Pour
une opération de vol dans laquelle chacun d’eux n’aurait eu qu’environ
200 000 francs guinéens, trois jeunes de la commune de Dixinn sont en
prison depuis plus de huit ans. Mardi 16 octobre, leur jugement a enfin débuté
devant le tribunal criminel de Dixinn.
Mais, l’audience a été
renvoyée à huitaine à la demande de Me Abou Camara, l’avocat de la défense qui
a voulu « se mettre en harmonie avec ses clients ». Déjà, deux
des accusés ont reconnu les faits en partie. Ils reconnaissent être du groupe
qui a cambriolé en 2010 la boutique de Mamadou Kana Bah à Belle-vue (commune de
Dixinn). A l’audience du 23 octobre,
l’audition du dernier accusé devrait être suivie de la plaidoirie et
réquisition.
A la barre, Karamoko Keita
alias Moko a indiqué que c’était en août 2010 quand de passage, il a trouvé un
groupe de jeunes hommes sur la voie ferrée, au quartier Kénien. C’était vers 23 heures. Il connaissait certains des
jeunes. Il leur avait alors demandé de quoi ils parlaient. Ceux-ci lui avaient
dit qu’ils partiraient quelque part à 1 heures du
matin. « Je leur ai demandé de m’informer quand ils seraient
prêts pour partir », a relaté l’accusé.
Poursuivant sa narration
des faits, Keita a indiqué que le groupe avait quitté Kénien entre 1 heure et 2 heures. Sur le lieu, ils
pouvaient être six ou sept. Il ne se rappelle pas bien du nombre exact, mais il
se souvient que c’est le nommé Caster, le leader du groupe, qui avait
défoncé la porte de la boutique à l’aide d’un pied-de-biche. « Il
n’y avait pas grand-chose dans la boutique.

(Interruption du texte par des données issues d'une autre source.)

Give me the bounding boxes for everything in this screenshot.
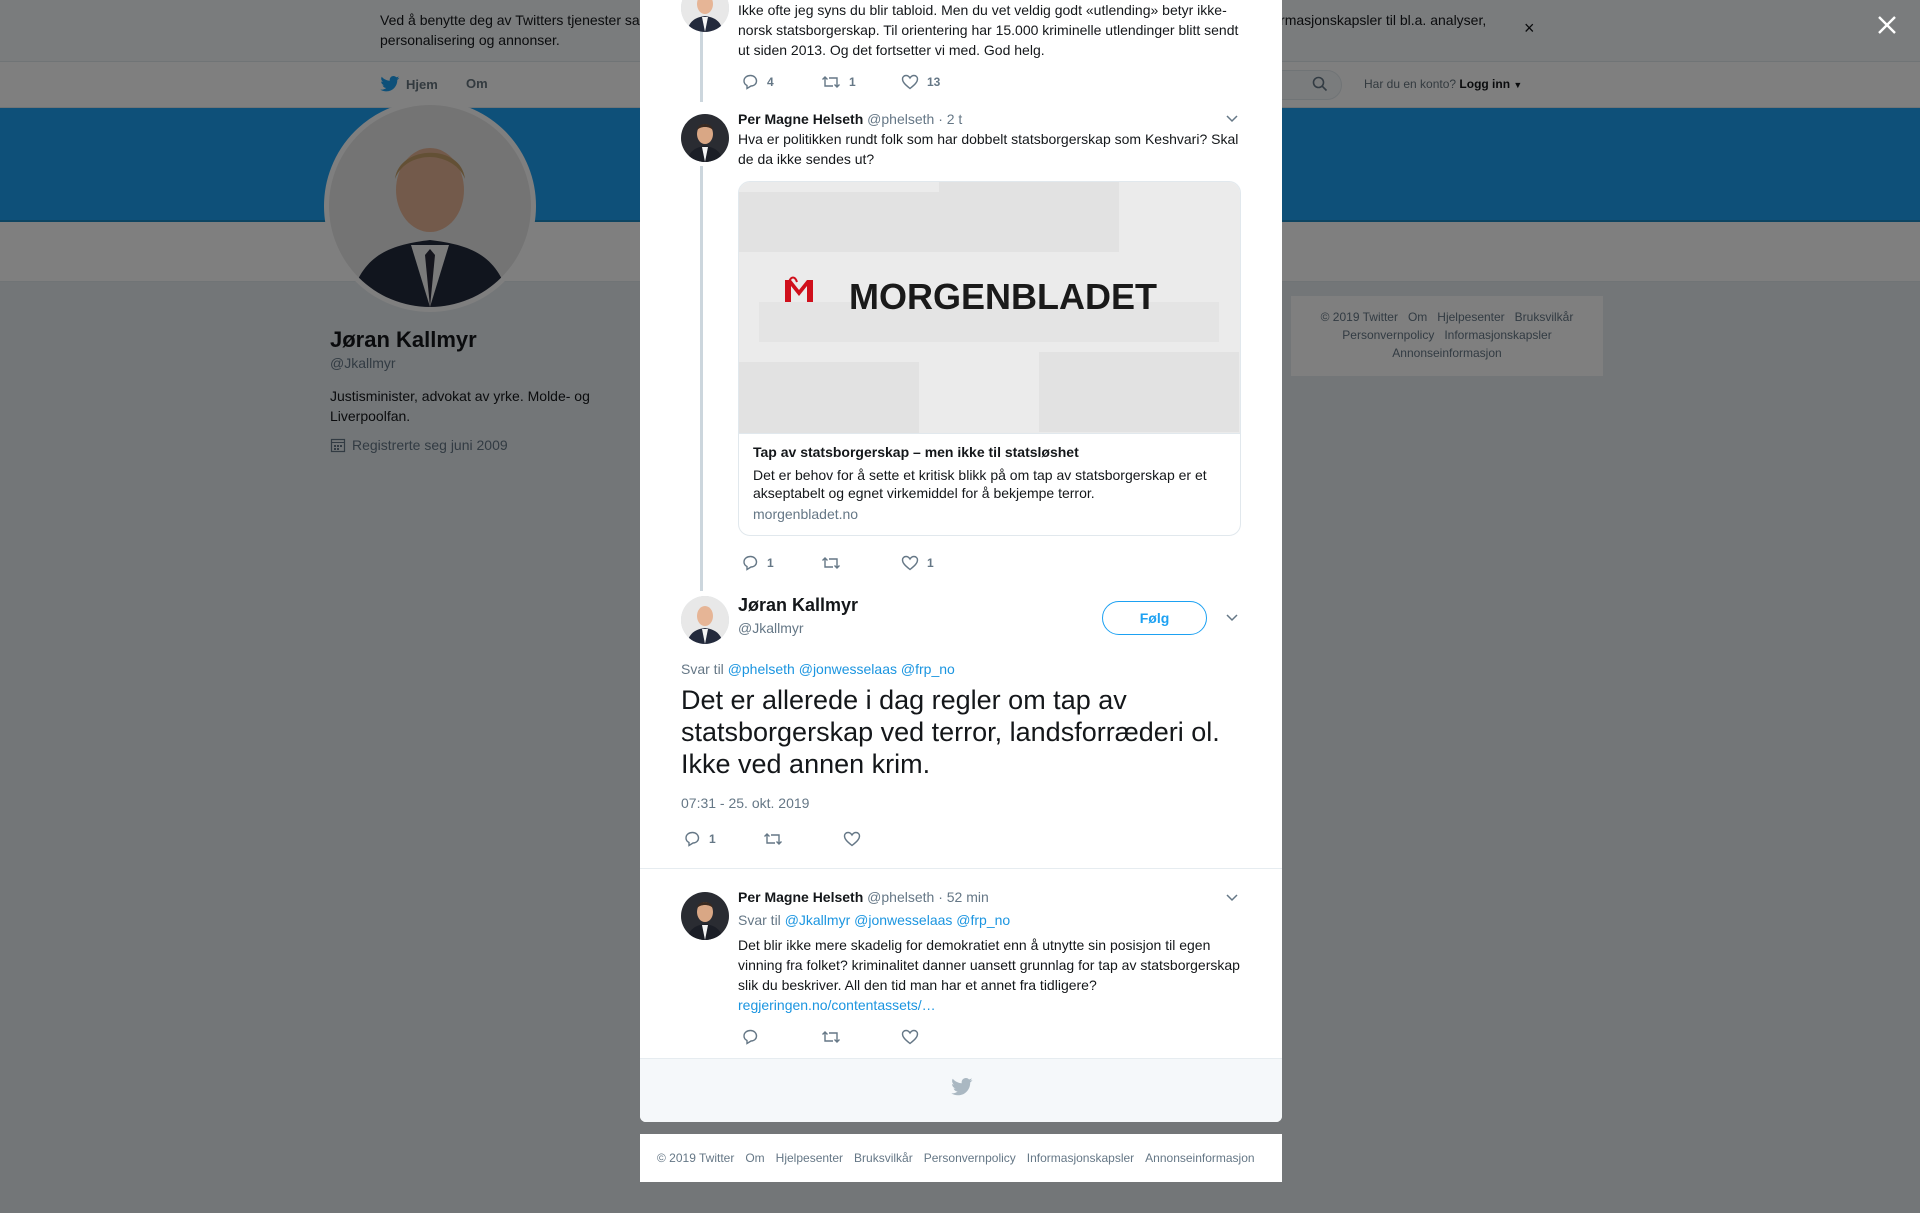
reply-count: 1 (767, 556, 774, 570)
follow-button[interactable]: Følg (1102, 601, 1207, 635)
chevron-down-icon[interactable] (1225, 893, 1239, 903)
footer-copyright: © 2019 Twitter (657, 1151, 735, 1165)
footer-link-help[interactable]: Hjelpesenter (776, 1151, 843, 1165)
tweet-text: Hva er politikken rundt folk som har dob… (738, 131, 1239, 167)
like-count: 13 (927, 75, 941, 89)
avatar[interactable] (681, 892, 729, 940)
like-count: 1 (927, 556, 934, 570)
reply-count: 4 (767, 75, 774, 89)
footer-link-cookies[interactable]: Informasjonskapsler (1027, 1151, 1134, 1165)
mention-link[interactable]: @frp_no (956, 912, 1010, 928)
modal-footer: © 2019 Twitter Om Hjelpesenter Bruksvilk… (640, 1134, 1282, 1182)
like-button[interactable] (843, 831, 923, 847)
tweet-header: Per Magne Helseth @phelseth · 2 t (738, 111, 962, 127)
retweet-icon (764, 833, 782, 845)
retweet-count: 1 (849, 75, 856, 89)
mention-link[interactable]: @jonwesselaas (799, 661, 897, 677)
author-name[interactable]: Per Magne Helseth (738, 889, 863, 905)
thread-line (700, 166, 703, 591)
retweet-button[interactable] (763, 831, 843, 847)
reply-button[interactable] (741, 1029, 821, 1045)
author-handle[interactable]: @phelseth (867, 111, 934, 127)
tweet-time[interactable]: · 2 t (938, 111, 962, 127)
retweet-icon (822, 1031, 840, 1043)
thread-line (700, 26, 703, 102)
footer-link-terms[interactable]: Bruksvilkår (854, 1151, 913, 1165)
retweet-button[interactable] (821, 1029, 901, 1045)
like-button[interactable]: 13 (901, 74, 981, 90)
reply-to: Svar til @phelseth @jonwesselaas @frp_no (681, 661, 955, 677)
reply-icon (685, 831, 700, 847)
tweet-actions: 4 1 13 (741, 74, 981, 90)
retweet-icon (822, 557, 840, 569)
reply-icon (743, 555, 758, 571)
reply-to: Svar til @Jkallmyr @jonwesselaas @frp_no (738, 912, 1010, 928)
close-icon[interactable] (1872, 10, 1902, 40)
reply-count: 1 (709, 832, 716, 846)
retweet-button[interactable] (821, 555, 901, 571)
tweet-actions: 1 (683, 831, 923, 847)
chevron-down-icon[interactable] (1225, 114, 1239, 124)
card-domain: morgenbladet.no (753, 506, 859, 522)
footer-link-privacy[interactable]: Personvernpolicy (924, 1151, 1016, 1165)
tweet-actions (741, 1029, 981, 1045)
twitter-bird-icon (951, 1078, 973, 1096)
link-card[interactable]: MORGENBLADET Tap av statsborgerskap – me… (738, 181, 1241, 536)
mention-link[interactable]: @frp_no (901, 661, 955, 677)
author-name[interactable]: Jøran Kallmyr (738, 595, 858, 616)
reply-button[interactable]: 1 (741, 555, 821, 571)
card-title: Tap av statsborgerskap – men ikke til st… (753, 444, 1079, 460)
reply-to-label: Svar til (738, 912, 781, 928)
reply-button[interactable]: 4 (741, 74, 821, 90)
author-handle[interactable]: @Jkallmyr (738, 620, 804, 636)
tweet-text: Det blir ikke mere skadelig for demokrat… (738, 935, 1243, 1015)
author-name[interactable]: Per Magne Helseth (738, 111, 863, 127)
card-image: MORGENBLADET (739, 182, 1240, 434)
tweet-header: Per Magne Helseth @phelseth · 52 min (738, 889, 989, 905)
retweet-button[interactable]: 1 (821, 74, 901, 90)
main-tweet-text: Det er allerede i dag regler om tap av s… (681, 685, 1220, 779)
like-button[interactable]: 1 (901, 555, 981, 571)
mention-link[interactable]: @Jkallmyr (785, 912, 851, 928)
reply-button[interactable]: 1 (683, 831, 763, 847)
reply-icon (743, 74, 758, 90)
divider (640, 868, 1282, 869)
footer-link-ads[interactable]: Annonseinformasjon (1145, 1151, 1254, 1165)
footer-link-about[interactable]: Om (745, 1151, 764, 1165)
retweet-icon (822, 76, 840, 88)
like-button[interactable] (901, 1029, 981, 1045)
mention-link[interactable]: @jonwesselaas (854, 912, 952, 928)
chevron-down-icon[interactable] (1225, 613, 1239, 623)
heart-icon (901, 1029, 919, 1045)
avatar[interactable] (681, 596, 729, 644)
heart-icon (901, 74, 919, 90)
reply-to-label: Svar til (681, 661, 724, 677)
card-logo-text: MORGENBLADET (849, 276, 1157, 317)
avatar[interactable] (681, 114, 729, 162)
tweet-link[interactable]: regjeringen.no/contentassets/… (738, 997, 936, 1013)
author-handle[interactable]: @phelseth (867, 889, 934, 905)
tweet-actions: 1 1 (741, 555, 981, 571)
tweet-text-body: Det blir ikke mere skadelig for demokrat… (738, 937, 1240, 993)
card-description: Det er behov for å sette et kritisk blik… (753, 467, 1207, 501)
tweet-time[interactable]: · 52 min (938, 889, 989, 905)
reply-icon (743, 1029, 758, 1045)
tweet-date[interactable]: 07:31 - 25. okt. 2019 (681, 795, 809, 811)
heart-icon (901, 555, 919, 571)
mention-link[interactable]: @phelseth (728, 661, 795, 677)
heart-icon (843, 831, 861, 847)
tweet-text: Ikke ofte jeg syns du blir tabloid. Men … (738, 2, 1239, 58)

Apparemment, on venait de l’ouvrir »,
a indiqué Karamoko Keita.
Selon Keita, le nommé
Khaly, qui avait pris le peu d’argent qui se trouvait dans la boutique, avait
menti au groupe en disant qu’il n’avait rien pris. Le groupe s’était alors
disputé avant de se disperser. « C’est quand j’allais chez moi que les
policiers m’ont arrêté au carrefour de Kénien », a-t-il dit.
A la suite de Karamoko
Keita, son coaccusé Sekouba Camara a avoué sa présence au lieu de l’attaque
dans cette nuit du mois d’août 2010, entre 1 heure et
2 heures du matin. Comme Karamoko, Sekouba dira que c’était sa
première participation à une opération de vol. « J’étais resté dehors, les autres
étaient rentrés dans la boutique. Dès que j’avais entendu le cri du
propriétaire de la boutique, j’avais pris la fuite pour retourner chez
moi », a-t-il dit. Cette partie de ses explications contraste
avec celles de son coaccusé qui a dans un premier temps dit qu’ils n’ont trouvé
personne dans la boutique, avant de dire que la personne trouvée dans la
boutique n’avait pas crié.
Par contre, les accusés
n’ont pas reconnu que le leader Caster avait une arme. Pourtant, dans leurs
versions rapportées par l’ordonnance de renvoi, les deux accusés reconnaissent
que Caster avait l’unique arme du groupe. Une arme avec laquelle il avait mis
au respect le propriétaire de la boutique avant que le groupe ne procède au
vol. « Je
reconnais le vol, mais on ne possédait pas d’arme. Ce sont les policiers qui
nous ont attribué la détention d’arme », a dit Sekouba
qui dit avoir été torturé à l’enquête préliminaire. La torture, Karamoko Keita
dit également en avoir subi.
Karamoko et Sekouba ont
aussi indiqué que Mohamed Camara, le troisième accusé dans cette affaire, n’a
jamais participé au vol à Belle-vue. « C’est à la prison qu’on s’est connu.
Les autres membres du groupe, à part Banjou, n’ont pas été arrêtés. Quant à
Banjou, il a été libéré depuis le commissariat », avait
dit Karamoko avant que Sekouba ne le confirme par la suite.
Face à l’insistance de ses
clients qui disent n’avoir jamais utilisé d’arme, Me Abou Camara a eu du mal à
assoir sa ligne de défense. A deux reprises, il a donc demandé la suspension de
l’audience en vue de s’entretenir avec ses clients. Une demande à laquelle le
tribunal a fini par céder en renvoyant l’affaire pour la suite des débats.